Team-based care has become widely accepted in primary care as the delivery model that allows for increased support for both providers and patients. In fact, SFHN began transitioning to team-based care with its network of primary care clinics in 2009 with Dr. Tom Bodenheimer’s “teamlet” model and gradually expanding team roles to include nursing, behavioral health, pharmacy and front office. But are our patients aware that they have a care team beyond their primary care provider?
Patients’ relationship with their provider is highly correlated with their reported satisfaction with care. According to Langer (2015), increasing understanding and awareness of a care team and its functions appears to improve patients’ sense of connectedness, a practical route to patient engagement. It’s also been demonstrated that staff members who feel part of a team, with clear roles and responsibilities, are likely to have higher rates of workplace engagement (Cambridge Health Alliance, Union Square in Boston, MA).
User Experience Focus Groups
In 2015, as part of the Patient Advisory Council Collaborative, a series of focus groups were designed with the help of a User Experience Designer to guide the implementation of the new SFHN Primary Care website.
With the intent to involve patients in the design process, discussions with patients about the initial page entitled “What is the team-based care model?” quickly revealed that this group of patients — comprised of experienced Patient Advisors, many of whom have been engaged in care improvement for years — did not understand that their “care team” reached beyond their primary care provider. Even though the SFHN system had transitioned to team-based care, these patients were not familiar with the concept.

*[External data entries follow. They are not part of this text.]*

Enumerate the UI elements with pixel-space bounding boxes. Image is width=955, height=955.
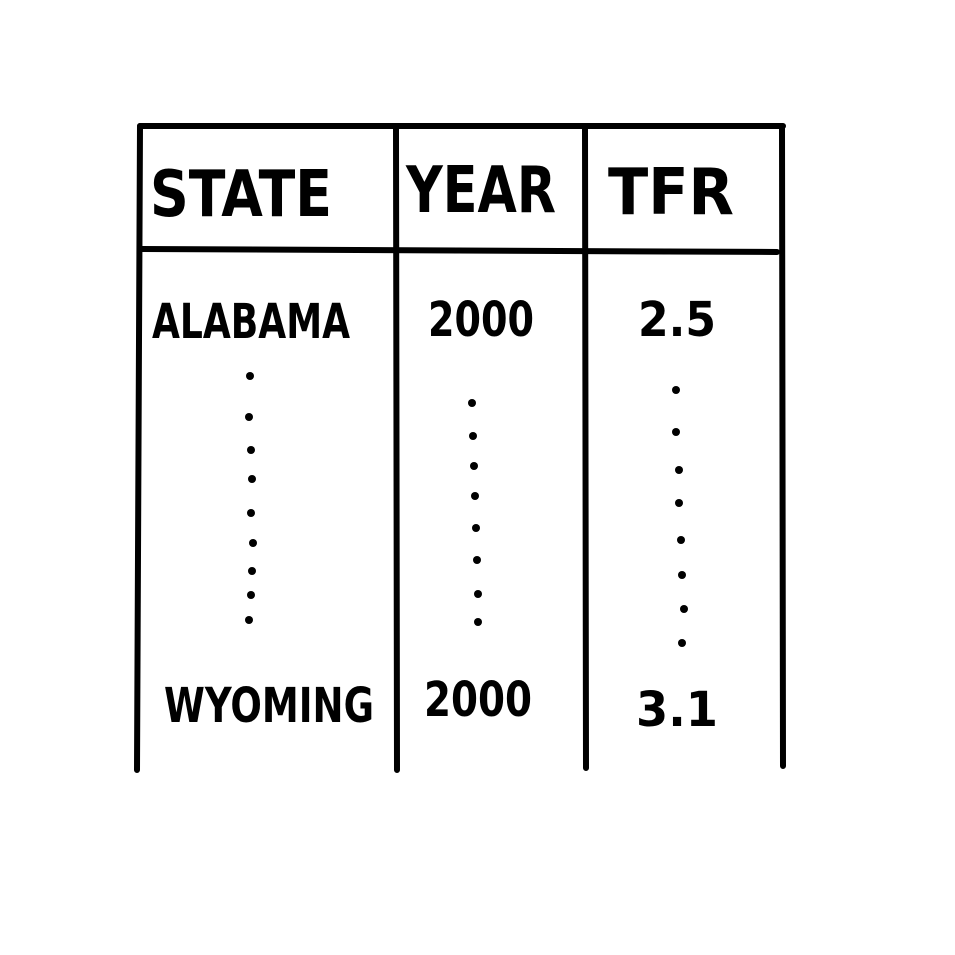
- ellipsis-dot: [469, 432, 477, 440]
- ellipsis-dot: [247, 446, 255, 454]
- ellipsis-dot: [472, 524, 480, 532]
- ellipsis-dot: [678, 639, 686, 647]
- ellipsis-dot: [678, 571, 686, 579]
- header-bottom-border: [139, 246, 780, 255]
- header-row: STATE YEAR TFR: [150, 154, 734, 232]
- ellipsis-dot: [245, 616, 253, 624]
- table-left-border: [134, 123, 143, 773]
- table-right-border: [779, 123, 786, 769]
- cell-state: ALABAMA: [152, 294, 350, 350]
- ellipsis-dot: [677, 536, 685, 544]
- header-state: STATE: [150, 158, 332, 232]
- table-grid: [134, 123, 786, 773]
- ellipsis-dot: [247, 591, 255, 599]
- ellipsis-column-tfr: [672, 386, 688, 647]
- ellipsis-dot: [675, 499, 683, 507]
- ellipsis-dot: [248, 475, 256, 483]
- ellipsis-dot: [249, 539, 257, 547]
- ellipsis-dot: [672, 386, 680, 394]
- cell-state: WYOMING: [164, 678, 374, 734]
- ellipsis-dot: [246, 372, 254, 380]
- ellipsis-dot: [248, 567, 256, 575]
- ellipsis-column-state: [245, 372, 257, 624]
- header-year: YEAR: [405, 154, 556, 228]
- ellipsis-dot: [473, 556, 481, 564]
- ellipsis-dot: [474, 590, 482, 598]
- header-tfr: TFR: [608, 156, 734, 230]
- ellipsis-dot: [470, 462, 478, 470]
- ellipsis-dot: [680, 605, 688, 613]
- cell-tfr: 2.5: [638, 292, 716, 348]
- column-divider-2: [582, 125, 589, 771]
- table-row: ALABAMA 2000 2.5: [152, 292, 716, 350]
- ellipsis-dot: [247, 509, 255, 517]
- cell-year: 2000: [424, 672, 532, 728]
- ellipsis-dot: [468, 399, 476, 407]
- ellipsis-dot: [672, 428, 680, 436]
- table-row: WYOMING 2000 3.1: [164, 672, 718, 738]
- cell-tfr: 3.1: [636, 682, 718, 738]
- ellipsis-dot: [471, 492, 479, 500]
- ellipsis-column-year: [468, 399, 482, 626]
- column-divider-1: [393, 125, 400, 773]
- ellipsis-dot: [245, 413, 253, 421]
- ellipsis-dot: [474, 618, 482, 626]
- cell-year: 2000: [428, 292, 534, 348]
- ellipsis-dot: [675, 466, 683, 474]
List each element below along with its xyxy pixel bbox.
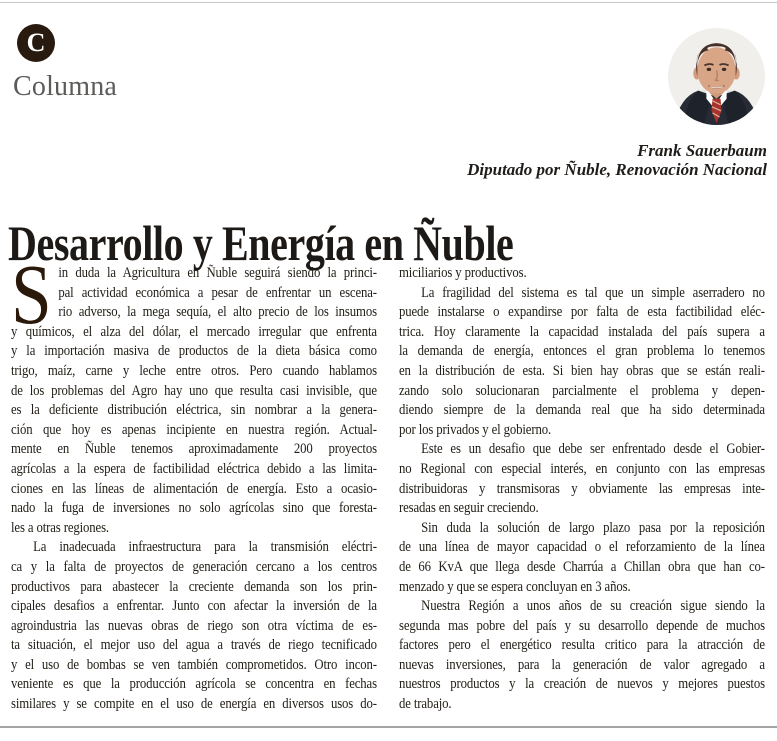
paragraph-2: La inadecuada infraestructura para la tr… bbox=[11, 538, 377, 714]
paragraph-6: Nuestra Región a unos años de su creació… bbox=[399, 597, 765, 715]
paragraph-5-last-line: menzado y que se espera concluyan en 3 a… bbox=[399, 578, 631, 595]
paragraph-4-last-line: resadas en seguir creciendo. bbox=[399, 500, 539, 517]
paragraph-1-last-line: les a otras regiones. bbox=[11, 519, 109, 536]
headline: Desarrollo y Energía en Ñuble bbox=[8, 214, 514, 271]
drop-cap: S bbox=[11, 246, 52, 342]
section-kicker: Columna bbox=[13, 71, 118, 102]
byline: Frank Sauerbaum Diputado por Ñuble, Reno… bbox=[347, 141, 767, 179]
paragraph-1: S in duda la Agricultura en Ñuble seguir… bbox=[11, 246, 377, 538]
top-rule bbox=[0, 2, 777, 3]
paragraph-3-last-line: por los privados y el gobierno. bbox=[399, 421, 552, 438]
column-badge-icon: C bbox=[17, 24, 55, 62]
paragraph-6-last-line: de trabajo. bbox=[399, 696, 452, 713]
paragraph-3: La fragilidad del sistema es tal que un … bbox=[399, 284, 765, 441]
byline-name: Frank Sauerbaum bbox=[637, 141, 767, 160]
paragraph-2-continuation: miciliarios y productivos. bbox=[399, 264, 765, 284]
article-column-right: miciliarios y productivos. La fragilidad… bbox=[399, 264, 765, 715]
paragraph-6-lines: Nuestra Región a unos años de su creació… bbox=[399, 598, 765, 693]
portrait-photo bbox=[668, 28, 765, 125]
paragraph-2-continuation-line: miciliarios y productivos. bbox=[399, 265, 527, 281]
byline-role: Diputado por Ñuble, Renovación Nacional bbox=[467, 159, 767, 179]
paragraph-1-lines: in duda la Agricultura en Ñuble seguirá … bbox=[11, 265, 377, 517]
portrait-illustration bbox=[668, 28, 765, 125]
article-column-left: S in duda la Agricultura en Ñuble seguir… bbox=[11, 246, 377, 715]
paragraph-5: Sin duda la solución de largo plazo pasa… bbox=[399, 519, 765, 597]
paragraph-5-lines: Sin duda la solución de largo plazo pasa… bbox=[399, 519, 765, 575]
paragraph-4-lines: Este es un desafio que debe ser enfrenta… bbox=[399, 441, 765, 497]
paragraph-4: Este es un desafio que debe ser enfrenta… bbox=[399, 440, 765, 518]
paragraph-2-lines: La inadecuada infraestructura para la tr… bbox=[11, 539, 377, 713]
bottom-rule bbox=[0, 726, 777, 728]
badge-letter: C bbox=[26, 28, 46, 57]
paragraph-3-lines: La fragilidad del sistema es tal que un … bbox=[399, 284, 765, 419]
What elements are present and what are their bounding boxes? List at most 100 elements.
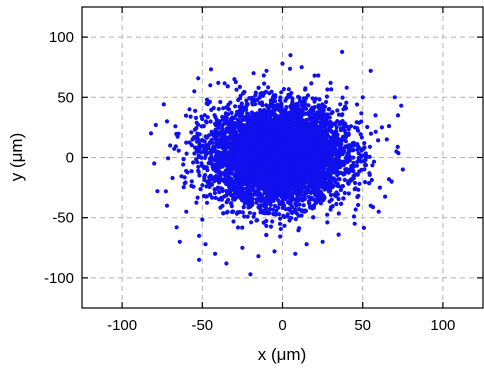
data-point bbox=[355, 147, 360, 152]
data-point bbox=[184, 168, 189, 174]
data-point bbox=[369, 177, 374, 183]
data-point bbox=[213, 195, 218, 200]
data-point bbox=[253, 93, 258, 98]
data-point bbox=[212, 175, 217, 180]
data-point bbox=[196, 169, 201, 174]
data-point bbox=[220, 203, 225, 208]
data-point bbox=[355, 172, 360, 177]
data-point bbox=[377, 185, 382, 190]
data-point bbox=[245, 214, 250, 219]
data-point bbox=[240, 225, 245, 230]
data-point bbox=[244, 98, 249, 103]
data-point bbox=[209, 107, 214, 112]
data-point bbox=[304, 191, 309, 196]
data-point bbox=[316, 103, 321, 108]
data-point bbox=[355, 128, 361, 133]
data-point bbox=[351, 214, 357, 219]
data-point bbox=[328, 174, 333, 179]
data-point bbox=[362, 167, 367, 172]
data-point bbox=[367, 181, 372, 186]
data-point bbox=[166, 156, 171, 161]
data-point bbox=[201, 164, 206, 169]
data-point bbox=[213, 127, 218, 132]
data-point bbox=[225, 151, 230, 156]
data-point bbox=[235, 225, 241, 230]
data-point bbox=[255, 97, 260, 102]
data-point bbox=[183, 113, 189, 118]
data-point bbox=[202, 139, 207, 144]
data-point bbox=[218, 186, 223, 191]
data-point bbox=[281, 213, 286, 218]
data-point bbox=[346, 127, 351, 132]
data-point bbox=[370, 163, 375, 168]
data-point bbox=[234, 87, 239, 92]
data-point bbox=[278, 226, 283, 232]
data-point bbox=[194, 157, 199, 162]
data-point bbox=[262, 81, 267, 86]
data-point bbox=[278, 216, 283, 221]
data-point bbox=[170, 175, 175, 181]
data-point bbox=[205, 168, 210, 173]
data-point bbox=[271, 112, 276, 118]
data-point bbox=[262, 90, 267, 95]
data-point bbox=[270, 219, 275, 224]
data-point bbox=[196, 164, 201, 169]
data-point bbox=[288, 94, 293, 99]
data-point bbox=[361, 146, 366, 151]
data-point bbox=[173, 144, 178, 149]
data-point bbox=[219, 195, 224, 200]
data-point bbox=[250, 196, 255, 201]
data-point bbox=[237, 209, 242, 215]
data-point bbox=[232, 186, 237, 191]
data-point bbox=[181, 157, 186, 162]
data-point bbox=[302, 196, 307, 202]
data-point bbox=[189, 183, 194, 188]
data-point bbox=[258, 206, 263, 212]
data-point bbox=[301, 193, 306, 198]
data-point bbox=[290, 193, 295, 198]
data-point bbox=[253, 102, 258, 107]
data-point bbox=[292, 197, 297, 202]
data-point bbox=[207, 184, 212, 189]
data-point bbox=[320, 102, 325, 107]
data-point bbox=[367, 154, 372, 159]
data-point bbox=[197, 142, 202, 147]
data-point bbox=[216, 144, 221, 149]
data-point bbox=[204, 194, 209, 199]
data-point bbox=[338, 102, 343, 107]
data-point bbox=[208, 67, 214, 72]
data-point bbox=[300, 118, 305, 123]
data-point bbox=[352, 164, 357, 169]
data-point bbox=[208, 192, 213, 197]
data-point bbox=[329, 87, 334, 92]
data-point bbox=[176, 148, 181, 153]
data-point bbox=[324, 94, 329, 99]
data-point bbox=[357, 181, 362, 186]
data-point bbox=[225, 209, 230, 214]
data-point bbox=[351, 168, 356, 174]
data-point bbox=[344, 167, 349, 172]
data-point bbox=[263, 176, 268, 181]
data-point bbox=[194, 126, 199, 131]
data-point bbox=[336, 211, 341, 216]
data-point bbox=[195, 195, 200, 200]
data-point bbox=[284, 105, 289, 110]
data-point bbox=[261, 73, 266, 78]
data-point bbox=[161, 102, 166, 107]
data-point bbox=[267, 206, 272, 212]
data-point bbox=[204, 200, 210, 205]
data-point bbox=[208, 150, 213, 155]
data-point bbox=[332, 192, 337, 197]
data-point bbox=[251, 214, 256, 219]
data-point bbox=[383, 194, 388, 199]
data-point bbox=[267, 91, 272, 96]
data-point bbox=[222, 81, 227, 86]
data-point bbox=[310, 189, 315, 194]
data-point bbox=[325, 220, 330, 225]
data-point bbox=[356, 202, 361, 208]
data-point bbox=[236, 97, 241, 103]
data-point bbox=[204, 97, 210, 102]
data-point bbox=[294, 203, 299, 208]
data-point bbox=[268, 200, 273, 205]
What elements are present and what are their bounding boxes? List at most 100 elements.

For patients receiving care in resident teaching facilities, including patients who receive primary care at San Francisco General Hospital, past focus groups revealed a common complaint about the constant turnover of residents who had established relationships with patients and then, as their training ended, patients were left to start over again with someone new. Improving understanding of the team-based care model seems to have the potential to lead to better continuity in primary care in general and in residency teach programs in particular. In the end, the coordination of an increasingly extensive team to care for patients could be enhanced by increased awareness and understanding on the part of patients and complementary educational and informational tools that enhance understanding and ground expectations.
The Patient Advisory Council Collaborative is founded upon the belief that patient engagement is important in all care experience improvement work. The budding PACs at the 13 SFHN community clinic sites will provide a forum for discussion and a source of patient feedback for initiatives of the SFHN and wider Department of Public Health. Patient insight in this process is invaluable; something as simple as reframing the question from “What is the Team-Based Care Model?” to “Who is my Care Team?” — a change spurred by input from patients —can help reach a wider group of patients.